Wow Scene: It has to be the love dance between Wall-e and Eve in space. Michael Giacchino's score in this scene really clinches it for me. This scene is a masterpiece in animation, seeing how Wall-e maneuvers using a fire extinguisher -- but also serves to show the connections that the humans in the ship are missing out on.
5. Toy Story
Directed by: John Lasseter
Reason for placement: This movie answered the question: "What do toys do when we're not around?" by breathing life into toys. Not only did they have lives, but they had personalities. This movie is really perfection from start to finish. From Woody directing the army men to reconnoiter Andy's birthday party so they can see what gifts he's getting (and whether these toys will render the current ones to irrelevancy), to Buzz Lightyear -- the new toy that challenges Woody's authority and sincerely believes he is genuine, to Sid -- the example of what all toys dread. This movie and its characters are so alive it's impossible to not wonder at your own treatment of toys.

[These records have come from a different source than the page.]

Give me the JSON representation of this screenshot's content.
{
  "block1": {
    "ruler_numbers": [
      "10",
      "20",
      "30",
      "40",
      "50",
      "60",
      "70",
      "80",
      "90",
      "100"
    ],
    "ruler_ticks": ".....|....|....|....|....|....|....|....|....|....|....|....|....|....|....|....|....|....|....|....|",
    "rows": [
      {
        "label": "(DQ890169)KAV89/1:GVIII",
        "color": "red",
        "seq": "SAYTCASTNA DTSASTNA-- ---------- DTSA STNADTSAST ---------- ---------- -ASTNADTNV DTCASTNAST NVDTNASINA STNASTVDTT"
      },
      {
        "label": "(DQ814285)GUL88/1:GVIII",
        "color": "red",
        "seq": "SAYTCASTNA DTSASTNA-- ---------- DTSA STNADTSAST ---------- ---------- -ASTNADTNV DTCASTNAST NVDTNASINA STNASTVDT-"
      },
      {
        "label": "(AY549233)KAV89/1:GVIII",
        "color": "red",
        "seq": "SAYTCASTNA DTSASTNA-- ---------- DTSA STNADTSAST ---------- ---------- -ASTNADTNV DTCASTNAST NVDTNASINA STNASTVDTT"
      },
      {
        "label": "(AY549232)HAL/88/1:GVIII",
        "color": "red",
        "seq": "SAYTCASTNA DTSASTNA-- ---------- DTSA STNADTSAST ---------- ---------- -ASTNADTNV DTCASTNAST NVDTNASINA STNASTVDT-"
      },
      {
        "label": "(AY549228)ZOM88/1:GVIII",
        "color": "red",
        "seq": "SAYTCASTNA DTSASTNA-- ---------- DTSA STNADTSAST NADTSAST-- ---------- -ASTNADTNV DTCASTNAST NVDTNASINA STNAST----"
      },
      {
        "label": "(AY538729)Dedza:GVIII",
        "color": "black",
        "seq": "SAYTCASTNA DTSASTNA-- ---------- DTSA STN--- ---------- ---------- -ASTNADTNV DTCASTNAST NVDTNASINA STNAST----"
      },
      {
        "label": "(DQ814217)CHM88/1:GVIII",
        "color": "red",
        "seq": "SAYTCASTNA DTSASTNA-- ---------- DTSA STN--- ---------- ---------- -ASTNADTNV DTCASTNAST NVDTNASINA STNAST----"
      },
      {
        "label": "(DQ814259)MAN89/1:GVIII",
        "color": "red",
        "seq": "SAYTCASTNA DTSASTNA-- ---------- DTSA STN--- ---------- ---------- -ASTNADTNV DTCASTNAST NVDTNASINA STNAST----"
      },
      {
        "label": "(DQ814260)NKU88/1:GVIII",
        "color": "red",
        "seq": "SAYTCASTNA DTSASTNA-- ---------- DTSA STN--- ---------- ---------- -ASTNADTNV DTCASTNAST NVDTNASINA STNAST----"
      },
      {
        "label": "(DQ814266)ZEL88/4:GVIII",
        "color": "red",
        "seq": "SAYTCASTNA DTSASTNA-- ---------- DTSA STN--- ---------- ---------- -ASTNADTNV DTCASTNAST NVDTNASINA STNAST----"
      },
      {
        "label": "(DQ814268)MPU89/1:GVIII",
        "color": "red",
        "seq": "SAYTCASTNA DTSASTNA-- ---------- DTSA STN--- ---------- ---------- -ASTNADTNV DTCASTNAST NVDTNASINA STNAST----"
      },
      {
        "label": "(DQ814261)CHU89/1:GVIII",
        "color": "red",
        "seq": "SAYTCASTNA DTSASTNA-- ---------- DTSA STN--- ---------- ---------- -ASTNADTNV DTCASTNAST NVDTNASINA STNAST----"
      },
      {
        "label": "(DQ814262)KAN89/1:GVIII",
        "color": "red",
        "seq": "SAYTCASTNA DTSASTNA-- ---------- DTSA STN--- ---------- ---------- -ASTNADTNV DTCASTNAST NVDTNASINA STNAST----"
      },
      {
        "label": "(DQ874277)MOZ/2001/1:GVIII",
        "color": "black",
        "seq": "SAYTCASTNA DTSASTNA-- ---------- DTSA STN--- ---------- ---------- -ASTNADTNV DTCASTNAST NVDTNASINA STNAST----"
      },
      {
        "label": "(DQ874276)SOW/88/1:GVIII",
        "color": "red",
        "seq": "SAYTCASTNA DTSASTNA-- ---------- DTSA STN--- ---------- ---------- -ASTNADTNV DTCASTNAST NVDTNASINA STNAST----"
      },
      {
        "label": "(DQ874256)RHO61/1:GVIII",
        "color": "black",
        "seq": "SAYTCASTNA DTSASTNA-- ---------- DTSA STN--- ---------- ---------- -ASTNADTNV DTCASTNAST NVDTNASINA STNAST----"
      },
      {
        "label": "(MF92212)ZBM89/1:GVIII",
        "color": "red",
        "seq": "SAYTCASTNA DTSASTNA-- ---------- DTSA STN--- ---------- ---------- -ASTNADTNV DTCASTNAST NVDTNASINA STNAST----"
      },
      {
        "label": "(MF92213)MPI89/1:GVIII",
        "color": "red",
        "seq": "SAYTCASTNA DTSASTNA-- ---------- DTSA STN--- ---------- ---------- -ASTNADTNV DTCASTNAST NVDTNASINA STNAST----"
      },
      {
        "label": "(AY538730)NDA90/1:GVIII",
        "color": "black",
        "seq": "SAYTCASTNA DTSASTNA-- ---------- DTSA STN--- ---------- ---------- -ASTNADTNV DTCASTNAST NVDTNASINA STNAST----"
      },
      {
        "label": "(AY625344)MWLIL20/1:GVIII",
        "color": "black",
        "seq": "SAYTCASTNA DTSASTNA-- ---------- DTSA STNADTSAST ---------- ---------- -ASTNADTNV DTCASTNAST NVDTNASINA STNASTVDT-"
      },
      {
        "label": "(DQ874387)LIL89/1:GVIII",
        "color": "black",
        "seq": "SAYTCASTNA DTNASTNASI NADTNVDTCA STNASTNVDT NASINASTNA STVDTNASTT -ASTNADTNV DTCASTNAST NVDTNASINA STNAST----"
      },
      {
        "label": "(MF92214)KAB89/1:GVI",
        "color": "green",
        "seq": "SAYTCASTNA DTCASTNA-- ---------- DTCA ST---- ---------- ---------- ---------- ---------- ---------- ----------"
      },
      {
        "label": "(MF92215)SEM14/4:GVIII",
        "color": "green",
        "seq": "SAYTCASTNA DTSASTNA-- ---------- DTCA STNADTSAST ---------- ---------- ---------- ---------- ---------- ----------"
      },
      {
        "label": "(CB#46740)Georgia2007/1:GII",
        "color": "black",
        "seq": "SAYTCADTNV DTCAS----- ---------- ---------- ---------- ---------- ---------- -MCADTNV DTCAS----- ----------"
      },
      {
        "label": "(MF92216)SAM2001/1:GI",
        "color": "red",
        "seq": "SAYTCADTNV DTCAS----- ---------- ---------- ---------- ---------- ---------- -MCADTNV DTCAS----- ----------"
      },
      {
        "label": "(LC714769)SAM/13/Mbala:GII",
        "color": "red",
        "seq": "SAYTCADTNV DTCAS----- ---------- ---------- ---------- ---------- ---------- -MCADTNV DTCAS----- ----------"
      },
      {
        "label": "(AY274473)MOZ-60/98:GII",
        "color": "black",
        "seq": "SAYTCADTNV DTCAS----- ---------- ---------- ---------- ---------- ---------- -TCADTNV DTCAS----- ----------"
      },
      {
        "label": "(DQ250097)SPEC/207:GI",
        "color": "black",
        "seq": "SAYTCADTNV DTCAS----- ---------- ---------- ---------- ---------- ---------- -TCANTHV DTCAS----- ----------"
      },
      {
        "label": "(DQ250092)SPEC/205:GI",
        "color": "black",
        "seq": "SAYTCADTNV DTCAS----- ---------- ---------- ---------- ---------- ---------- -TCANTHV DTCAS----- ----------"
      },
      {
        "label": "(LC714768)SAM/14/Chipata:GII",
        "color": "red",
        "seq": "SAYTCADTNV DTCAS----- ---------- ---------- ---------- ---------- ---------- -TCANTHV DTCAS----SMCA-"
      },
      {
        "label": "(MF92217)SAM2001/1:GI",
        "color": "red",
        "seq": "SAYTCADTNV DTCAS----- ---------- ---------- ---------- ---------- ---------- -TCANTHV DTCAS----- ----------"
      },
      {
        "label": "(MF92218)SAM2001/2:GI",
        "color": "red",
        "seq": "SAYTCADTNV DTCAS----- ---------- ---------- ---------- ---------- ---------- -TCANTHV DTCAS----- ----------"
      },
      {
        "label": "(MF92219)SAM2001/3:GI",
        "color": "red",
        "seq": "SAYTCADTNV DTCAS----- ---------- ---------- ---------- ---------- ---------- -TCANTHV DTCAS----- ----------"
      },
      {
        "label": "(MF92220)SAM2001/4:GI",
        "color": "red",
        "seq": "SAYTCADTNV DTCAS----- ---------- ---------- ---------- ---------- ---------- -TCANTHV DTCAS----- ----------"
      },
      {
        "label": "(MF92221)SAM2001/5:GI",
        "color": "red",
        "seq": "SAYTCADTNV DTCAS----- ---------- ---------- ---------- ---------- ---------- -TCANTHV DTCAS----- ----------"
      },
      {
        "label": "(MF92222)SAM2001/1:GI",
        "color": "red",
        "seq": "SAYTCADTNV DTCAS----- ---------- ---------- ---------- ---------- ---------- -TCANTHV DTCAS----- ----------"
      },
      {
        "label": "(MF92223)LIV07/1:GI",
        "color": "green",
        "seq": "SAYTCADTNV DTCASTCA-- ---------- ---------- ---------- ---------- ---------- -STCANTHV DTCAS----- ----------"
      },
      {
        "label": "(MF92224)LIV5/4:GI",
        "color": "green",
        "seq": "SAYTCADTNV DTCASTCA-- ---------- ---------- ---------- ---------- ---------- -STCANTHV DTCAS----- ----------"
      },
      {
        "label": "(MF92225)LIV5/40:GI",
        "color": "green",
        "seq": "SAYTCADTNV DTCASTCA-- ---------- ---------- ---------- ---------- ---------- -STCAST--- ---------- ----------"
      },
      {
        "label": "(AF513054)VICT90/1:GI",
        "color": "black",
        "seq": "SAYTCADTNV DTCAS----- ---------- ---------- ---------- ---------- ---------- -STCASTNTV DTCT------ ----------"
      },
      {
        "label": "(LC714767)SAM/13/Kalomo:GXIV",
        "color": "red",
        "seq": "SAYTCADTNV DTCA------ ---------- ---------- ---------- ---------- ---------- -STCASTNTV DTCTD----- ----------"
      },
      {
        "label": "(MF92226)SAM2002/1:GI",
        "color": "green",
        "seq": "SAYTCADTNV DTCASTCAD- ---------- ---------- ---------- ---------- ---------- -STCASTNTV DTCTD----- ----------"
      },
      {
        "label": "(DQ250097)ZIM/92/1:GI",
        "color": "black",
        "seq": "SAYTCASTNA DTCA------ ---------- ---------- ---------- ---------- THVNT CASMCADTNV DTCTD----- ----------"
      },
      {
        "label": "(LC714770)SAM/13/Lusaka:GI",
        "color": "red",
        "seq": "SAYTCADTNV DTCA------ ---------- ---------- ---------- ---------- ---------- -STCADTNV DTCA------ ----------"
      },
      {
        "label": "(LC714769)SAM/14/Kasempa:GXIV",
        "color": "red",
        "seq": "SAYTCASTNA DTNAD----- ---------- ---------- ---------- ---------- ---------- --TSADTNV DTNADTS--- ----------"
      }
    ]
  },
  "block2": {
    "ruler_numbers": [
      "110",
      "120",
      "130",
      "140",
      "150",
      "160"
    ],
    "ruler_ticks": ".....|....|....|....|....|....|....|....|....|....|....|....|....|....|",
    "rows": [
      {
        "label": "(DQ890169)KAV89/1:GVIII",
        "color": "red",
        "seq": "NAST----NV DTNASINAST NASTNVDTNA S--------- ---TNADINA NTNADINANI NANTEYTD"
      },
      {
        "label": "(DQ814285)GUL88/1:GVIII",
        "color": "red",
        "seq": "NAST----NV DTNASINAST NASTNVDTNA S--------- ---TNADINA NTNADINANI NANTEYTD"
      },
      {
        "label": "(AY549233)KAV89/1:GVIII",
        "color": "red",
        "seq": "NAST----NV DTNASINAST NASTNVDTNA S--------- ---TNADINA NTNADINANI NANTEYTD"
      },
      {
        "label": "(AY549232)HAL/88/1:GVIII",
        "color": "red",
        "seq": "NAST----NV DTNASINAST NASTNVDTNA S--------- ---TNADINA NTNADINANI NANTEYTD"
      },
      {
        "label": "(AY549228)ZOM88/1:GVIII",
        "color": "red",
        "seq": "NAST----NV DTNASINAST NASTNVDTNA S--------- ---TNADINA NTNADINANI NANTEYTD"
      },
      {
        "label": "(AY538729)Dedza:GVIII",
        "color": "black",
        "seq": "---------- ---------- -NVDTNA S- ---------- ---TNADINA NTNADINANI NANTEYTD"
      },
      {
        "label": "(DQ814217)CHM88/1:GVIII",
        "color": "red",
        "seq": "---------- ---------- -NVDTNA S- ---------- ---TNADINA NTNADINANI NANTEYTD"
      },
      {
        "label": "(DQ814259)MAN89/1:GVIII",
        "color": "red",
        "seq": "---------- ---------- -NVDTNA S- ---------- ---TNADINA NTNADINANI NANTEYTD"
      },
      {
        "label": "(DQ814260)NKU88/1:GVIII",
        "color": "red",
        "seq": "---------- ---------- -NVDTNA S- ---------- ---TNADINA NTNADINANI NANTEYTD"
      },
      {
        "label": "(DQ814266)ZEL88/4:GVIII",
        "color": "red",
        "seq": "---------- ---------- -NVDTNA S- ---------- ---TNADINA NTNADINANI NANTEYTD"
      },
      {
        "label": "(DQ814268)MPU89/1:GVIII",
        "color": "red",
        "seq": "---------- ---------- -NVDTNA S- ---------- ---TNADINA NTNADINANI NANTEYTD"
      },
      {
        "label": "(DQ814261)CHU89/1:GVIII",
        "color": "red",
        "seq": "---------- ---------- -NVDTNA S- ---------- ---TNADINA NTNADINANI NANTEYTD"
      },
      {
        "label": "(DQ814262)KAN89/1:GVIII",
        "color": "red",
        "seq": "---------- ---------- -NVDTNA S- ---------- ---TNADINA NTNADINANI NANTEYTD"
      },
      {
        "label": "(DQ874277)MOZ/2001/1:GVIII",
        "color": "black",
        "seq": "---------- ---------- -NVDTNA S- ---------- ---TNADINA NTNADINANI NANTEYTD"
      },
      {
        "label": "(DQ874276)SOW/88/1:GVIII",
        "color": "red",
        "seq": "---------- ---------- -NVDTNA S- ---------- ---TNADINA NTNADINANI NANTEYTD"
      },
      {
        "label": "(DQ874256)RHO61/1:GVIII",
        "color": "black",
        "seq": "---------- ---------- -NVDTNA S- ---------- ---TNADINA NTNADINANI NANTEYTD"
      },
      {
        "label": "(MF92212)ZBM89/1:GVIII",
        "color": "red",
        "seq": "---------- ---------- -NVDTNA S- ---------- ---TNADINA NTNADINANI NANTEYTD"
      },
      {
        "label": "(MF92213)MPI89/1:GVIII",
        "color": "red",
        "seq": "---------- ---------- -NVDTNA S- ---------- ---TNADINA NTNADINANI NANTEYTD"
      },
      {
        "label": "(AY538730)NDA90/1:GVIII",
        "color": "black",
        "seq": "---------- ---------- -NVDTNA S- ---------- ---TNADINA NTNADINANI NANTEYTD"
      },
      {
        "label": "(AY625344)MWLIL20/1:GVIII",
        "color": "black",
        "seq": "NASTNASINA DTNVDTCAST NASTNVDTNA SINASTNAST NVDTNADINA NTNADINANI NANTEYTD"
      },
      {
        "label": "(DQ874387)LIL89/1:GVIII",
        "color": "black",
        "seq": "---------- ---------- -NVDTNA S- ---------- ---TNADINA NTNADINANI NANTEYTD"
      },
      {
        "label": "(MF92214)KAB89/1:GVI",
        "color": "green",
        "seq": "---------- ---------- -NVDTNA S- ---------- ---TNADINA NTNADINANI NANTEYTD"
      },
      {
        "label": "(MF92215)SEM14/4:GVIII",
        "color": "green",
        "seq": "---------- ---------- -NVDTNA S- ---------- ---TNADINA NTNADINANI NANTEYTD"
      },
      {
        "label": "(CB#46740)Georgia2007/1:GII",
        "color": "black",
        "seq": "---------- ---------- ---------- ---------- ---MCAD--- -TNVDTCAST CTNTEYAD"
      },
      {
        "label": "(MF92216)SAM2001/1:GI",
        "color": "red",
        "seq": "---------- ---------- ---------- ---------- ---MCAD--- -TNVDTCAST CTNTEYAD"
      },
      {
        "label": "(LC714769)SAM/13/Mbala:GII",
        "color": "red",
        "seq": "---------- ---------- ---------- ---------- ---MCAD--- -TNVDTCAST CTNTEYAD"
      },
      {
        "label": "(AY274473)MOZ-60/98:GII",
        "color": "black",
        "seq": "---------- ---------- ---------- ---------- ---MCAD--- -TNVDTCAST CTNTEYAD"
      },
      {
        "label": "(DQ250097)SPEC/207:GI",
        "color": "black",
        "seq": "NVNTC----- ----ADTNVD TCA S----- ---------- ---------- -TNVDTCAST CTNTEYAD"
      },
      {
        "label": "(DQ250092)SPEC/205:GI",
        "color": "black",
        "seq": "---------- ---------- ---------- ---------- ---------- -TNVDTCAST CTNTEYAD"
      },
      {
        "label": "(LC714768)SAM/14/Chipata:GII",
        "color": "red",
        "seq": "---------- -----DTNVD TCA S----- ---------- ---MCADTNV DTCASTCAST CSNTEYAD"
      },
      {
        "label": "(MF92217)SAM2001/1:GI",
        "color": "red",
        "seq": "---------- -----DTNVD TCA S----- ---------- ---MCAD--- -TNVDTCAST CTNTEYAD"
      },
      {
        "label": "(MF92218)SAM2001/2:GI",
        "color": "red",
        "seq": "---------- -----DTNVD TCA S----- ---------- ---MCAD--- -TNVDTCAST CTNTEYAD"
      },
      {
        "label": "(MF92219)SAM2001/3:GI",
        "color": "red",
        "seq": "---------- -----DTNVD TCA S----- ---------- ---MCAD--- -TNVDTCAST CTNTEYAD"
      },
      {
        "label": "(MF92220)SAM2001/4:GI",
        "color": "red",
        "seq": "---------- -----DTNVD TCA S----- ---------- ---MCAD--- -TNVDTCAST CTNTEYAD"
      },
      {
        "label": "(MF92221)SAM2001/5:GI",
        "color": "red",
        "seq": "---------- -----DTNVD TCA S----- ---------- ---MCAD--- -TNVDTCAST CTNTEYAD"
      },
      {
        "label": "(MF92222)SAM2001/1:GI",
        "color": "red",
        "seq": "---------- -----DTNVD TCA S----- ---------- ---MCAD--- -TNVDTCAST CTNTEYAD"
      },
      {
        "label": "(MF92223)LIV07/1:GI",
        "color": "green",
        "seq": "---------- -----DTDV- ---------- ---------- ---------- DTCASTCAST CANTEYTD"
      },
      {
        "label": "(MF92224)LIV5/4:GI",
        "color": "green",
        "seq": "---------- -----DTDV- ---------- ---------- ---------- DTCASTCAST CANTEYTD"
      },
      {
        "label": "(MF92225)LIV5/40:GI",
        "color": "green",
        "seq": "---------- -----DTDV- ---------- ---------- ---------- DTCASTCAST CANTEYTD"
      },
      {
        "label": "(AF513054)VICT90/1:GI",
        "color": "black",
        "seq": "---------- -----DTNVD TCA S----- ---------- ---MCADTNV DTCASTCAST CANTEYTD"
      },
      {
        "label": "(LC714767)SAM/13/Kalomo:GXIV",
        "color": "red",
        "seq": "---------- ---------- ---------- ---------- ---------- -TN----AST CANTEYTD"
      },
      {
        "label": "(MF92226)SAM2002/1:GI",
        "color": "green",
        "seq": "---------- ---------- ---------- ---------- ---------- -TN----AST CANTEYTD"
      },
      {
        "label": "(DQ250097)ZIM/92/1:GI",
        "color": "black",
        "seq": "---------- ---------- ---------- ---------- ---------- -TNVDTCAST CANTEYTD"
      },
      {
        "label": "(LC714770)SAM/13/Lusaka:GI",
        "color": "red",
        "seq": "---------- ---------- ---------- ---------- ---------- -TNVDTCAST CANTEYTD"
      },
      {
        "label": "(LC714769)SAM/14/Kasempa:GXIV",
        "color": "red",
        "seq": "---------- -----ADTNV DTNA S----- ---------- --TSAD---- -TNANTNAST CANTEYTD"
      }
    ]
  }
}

Pixar's great feat in this movie though is not just the clever plot and the manipulations the toys engineer to survive in this world, but also the sense of wonder. This is the movie that established Pixar's role in the world and underscored their mantra that "story is king." And nothing exemplifies this more than when Buzz Lightyear defies expectation, soaring in the air with Woody exclaiming "To infinity and beyond." Indeed, Pixar.
Wow Scene: How can you not love the scene where Woody and the other toys turn the tables on their tormentor, Sid? The way Woody comes to life, the toys coming out of the sand, the doll intoning "mama" all to fight back. And it served as a warning to any future Sids that wantonly attach rockets to toys for fun.